Connectivity is good. Now how do we make it safe to use?
The Internet of Things (IoT) is becoming a part of our daily lives right before our eyes, and as that happens, more of the security issues the IoT brings with it will be exploited. That’s a scary thought at first, but this is part of the growing pains of any new technology. We’ll learn in time to secure these devices. Necessity is the mother of invention, after all.
In the wake of things like the Dyn attack and the US government’s Vault7 leak causing hysteria about smart TVs recording us all, there’s no question IoT security has become incredibly important. Homeowners and business owners need to secure themselves. Thankfully, there are already things you can do to make your IoT devices safer to use. Here’s a few of them.
1. Do your homework when buying devices
It’s important to understand how the devices you use remain up-to-date with the latest security standards — particularly if you’ll be making purchases for your business. PC Magazine recommends taking a layered approach to safety measures, which is nothing new in the world of network security.
2. Speak up
Manufacturers understand that many consumers are ignorant of the threats lurking in the IoT. But many cyber criminals are not. They’re working towards better security, but giving feedback and being vocal to encourage these things is always a good idea. That means sending bug and crash reports and staying vocal on the appropriate message boards.
3. Change your password from the factory default
It might sound overly simple, but this security lapse is what has allowed many hackers access to the routers of unknowing users around the world. The password that comes on your device might not be unique and could even be mentioned in the product’s support documentation. Change it and you’re taking away one of the easiest methods for criminals to walk right in the front door.
4. Avoid broadcasting personally identifiable information
The GPS system in your car can give you away. It knows where you park at night and where you drive every morning. If someone gets access to this information, they could potentially carry out an attack on you in cyberspace or even in the real world.
Invest in systems that use encryption and other obfuscation techniques and keep your systems up-to-date. In fact, this is a valid enough piece of advice to make its own list item.

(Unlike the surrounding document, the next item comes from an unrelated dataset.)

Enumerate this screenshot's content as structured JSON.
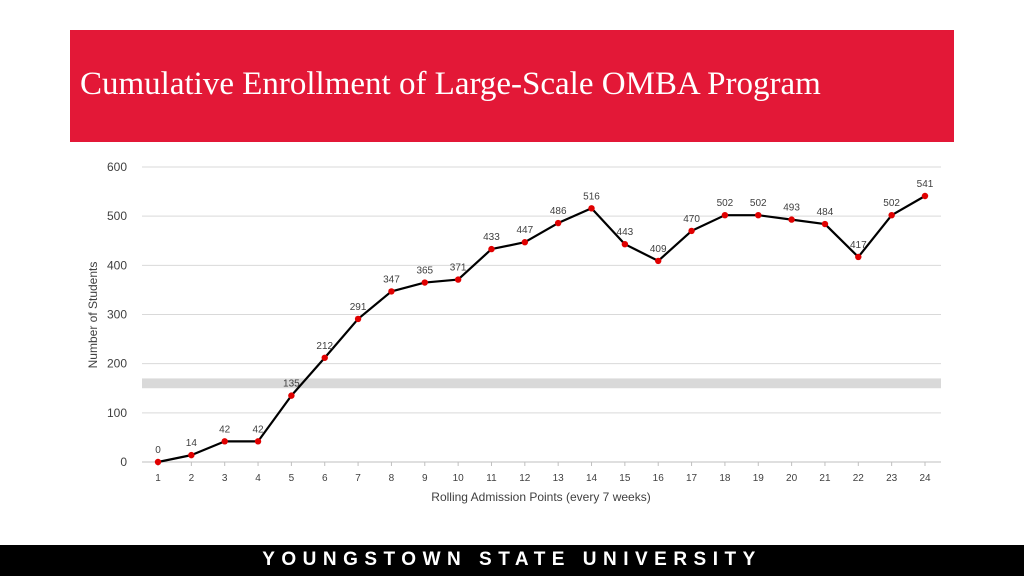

5. Make sure your devices are updated
Manufacturers can only do so much with what they know when they release a device. The nature of modern cyber threats is that they’re built quickly to take advantage of exploits. When every device in your life is linked to the internet, you can’t risk not having the latest versions of operating system software.
Check with device manufacturers to see how you can tell when your device is updated and that it’s running the latest version of the relevant software. Updates are important in the distribution of patches that keep criminals from exploiting new security holes.
6. Encrypt your data
There are already commercial encryption solutions widely available. Despite the U.S. government’s efforts to roll back this technology’s place in society, we don’t expect it to go away soon. Encryption can be a highly effective tool for security.
If you are concerned that criminals could have an interest in the data being transmitted between your personal devices, or in your business itself, put an encryption solution in place. It can take years and years of effort to decrypt even a small amount of encrypted data, and that’s more effort than most criminal operations are willing to make.
7. Ensure compliance
This is primarily for businesses, but there are standards that exist to help keep businesses from being compromised. Getting certified in with one of these standards build trust and credibility for companies that require customers to give them data. Get to know them and make sure your company takes them seriously. Failure to achieve compliance can make life difficult in the event of a breach.
It’s likely that we will see the baked-in security measures of IoT devices get better in time, but things might get worse first. The nature of attacking an IoT network is that it’s different from attacks we’ve had to defend against in the past — and that means some of our best lessons still need to come from experience.
Follow the advice you’ve read here and stay up-to-speed with industry developments to give yourself the best chance of remaining protected in our increasingly interconnected world.